E – EXAMINER ET ÉVALUER

Il s’agit d’évaluer les étapes précédentes. Cette phase permet, entre autres, de déterminer ce qui est adapté au sol, de de choisir les bonnes associations de plantes et de savoir quels végétaux présentent un intérêt particulier pour le terrain en question. Dans son livre, le designer The Earth Care Manual, Patrick Whitefield, propose l’analyse SWOC :

STRENGHTS :

Quels sont les atouts du site ? Qu’est ce qui est déjà particulièrement beau ou agréable ? Que sais-je des récoltes ou des cultures passées ? Quels réseaux peuvent être activées ou améliorés ? WEAKNESS :

Qu’est ce qui n’a pas fonctionné dans le passé ? Y-a-t ’il des plantes qui pourraient causer des problèmes ? Les voies d’accès sont-elles difficiles ? Le sol a-t-il été compacté ou fertilisé à l’excès ?

OPPORTUNITIES :

Quels éléments sont possibles au moment de la conception ? À quoi ressemblerait le jardin/potager idéal ? Où puis-je trouver des modèles et obtenir des informations ?

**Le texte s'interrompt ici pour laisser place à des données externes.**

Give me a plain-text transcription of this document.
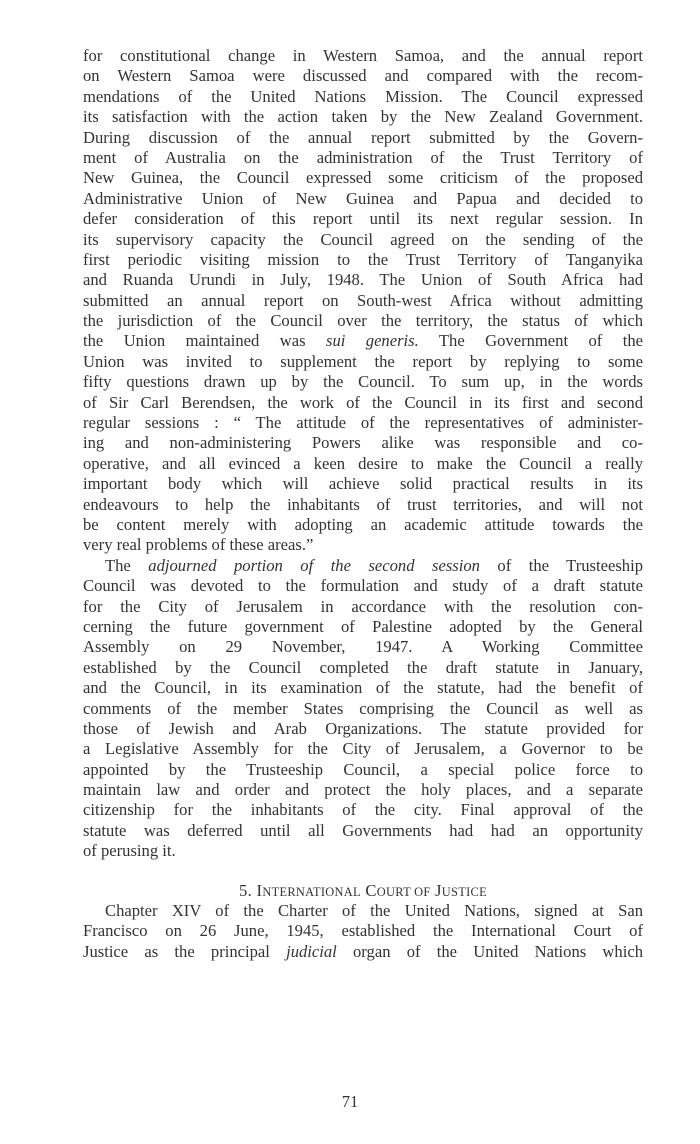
for constitutional change in Western Samoa, and the annual report
on Western Samoa were discussed and compared with the recom-
mendations of the United Nations Mission. The Council expressed
its satisfaction with the action taken by the New Zealand Government.
During discussion of the annual report submitted by the Govern-
ment of Australia on the administration of the Trust Territory of
New Guinea, the Council expressed some criticism of the proposed
Administrative Union of New Guinea and Papua and decided to
defer consideration of this report until its next regular session. In
its supervisory capacity the Council agreed on the sending of the
first periodic visiting mission to the Trust Territory of Tanganyika
and Ruanda Urundi in July, 1948. The Union of South Africa had
submitted an annual report on South-west Africa without admitting
the jurisdiction of the Council over the territory, the status of which
the Union maintained was sui generis. The Government of the
Union was invited to supplement the report by replying to some
fifty questions drawn up by the Council. To sum up, in the words
of Sir Carl Berendsen, the work of the Council in its first and second
regular sessions : “ The attitude of the representatives of administer-
ing and non-administering Powers alike was responsible and co-
operative, and all evinced a keen desire to make the Council a really
important body which will achieve solid practical results in its
endeavours to help the inhabitants of trust territories, and will not
be content merely with adopting an academic attitude towards the
very real problems of these areas.”
The adjourned portion of the second session of the Trusteeship
Council was devoted to the formulation and study of a draft statute
for the City of Jerusalem in accordance with the resolution con-
cerning the future government of Palestine adopted by the General
Assembly on 29 November, 1947. A Working Committee
established by the Council completed the draft statute in January,
and the Council, in its examination of the statute, had the benefit of
comments of the member States comprising the Council as well as
those of Jewish and Arab Organizations. The statute provided for
a Legislative Assembly for the City of Jerusalem, a Governor to be
appointed by the Trusteeship Council, a special police force to
maintain law and order and protect the holy places, and a separate
citizenship for the inhabitants of the city. Final approval of the
statute was deferred until all Governments had had an opportunity
of perusing it.
5. INTERNATIONAL COURT OF JUSTICE
Chapter XIV of the Charter of the United Nations, signed at San
Francisco on 26 June, 1945, established the International Court of
Justice as the principal judicial organ of the United Nations which
71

CONSTRAINTS : Quels sont mes disponibilités en terme de financement et de temps ? La taille de la parcelle permet-elle la réalisation de toutes les possibilités ?

P – PLANIFIER ET CONCEVOIR

C’est ici que commence la vraie planification, appelée « design ». On sélectionne les éléments qui vont pouvoir remplir les fonctions souhaitées. Dans la méthode dite « exclusion », on créer plusieurs options/croquis avant de passer à l’étape de la sélection.

PLANNIFICATION DES ZONES :

Zone 0 : zone centrale (maison, cabane à outils si jardin partagé, etc.)

Zone 1 : zone la plus fréquentée. On va placer ce qui réclame le plus de soins ou ce dont on a besoin souvent : la serre où l’on va faire des semis, les plantes pour les aromatiques

Zone 2 : zone qui nécessite de l’entretien mais moins de visites. On peut y mettre le verger, le potager, le compost, le poulailler, haie brise-vent, grands arbres pour avoir de l’ombre, etc.

Zone 3 :zone qui peut accueillir des animaux plus grands, des cultures fourragères, des céréales, des arbres non taillés, un étang, etc.

Zone 4 : zone semi sauvage. Ce peut être une forêt entretenue dont on récoltera le bois, les champignons, etc..

Zone 5 : zone sauvage où la nature évolue librement.


R – RÉALISER ET CONSTRUIRE

Idéalement, les matériaux doivent être durables et issus d’une production respectueuse des ressources naturelles. La mise en réseau est l’une des force de la permaculture. Les différents éléments sont choisis, disposés et combinés de la meilleure façon possible.



A – AMÉLIORER, INAUGURER ET ENTRETENIR Comme son nom l’indique.


Sources : Le basique de la permaculture pour un jardin durable, Christophe Bachmann/Eva Bürhrer/ Kurt Forster.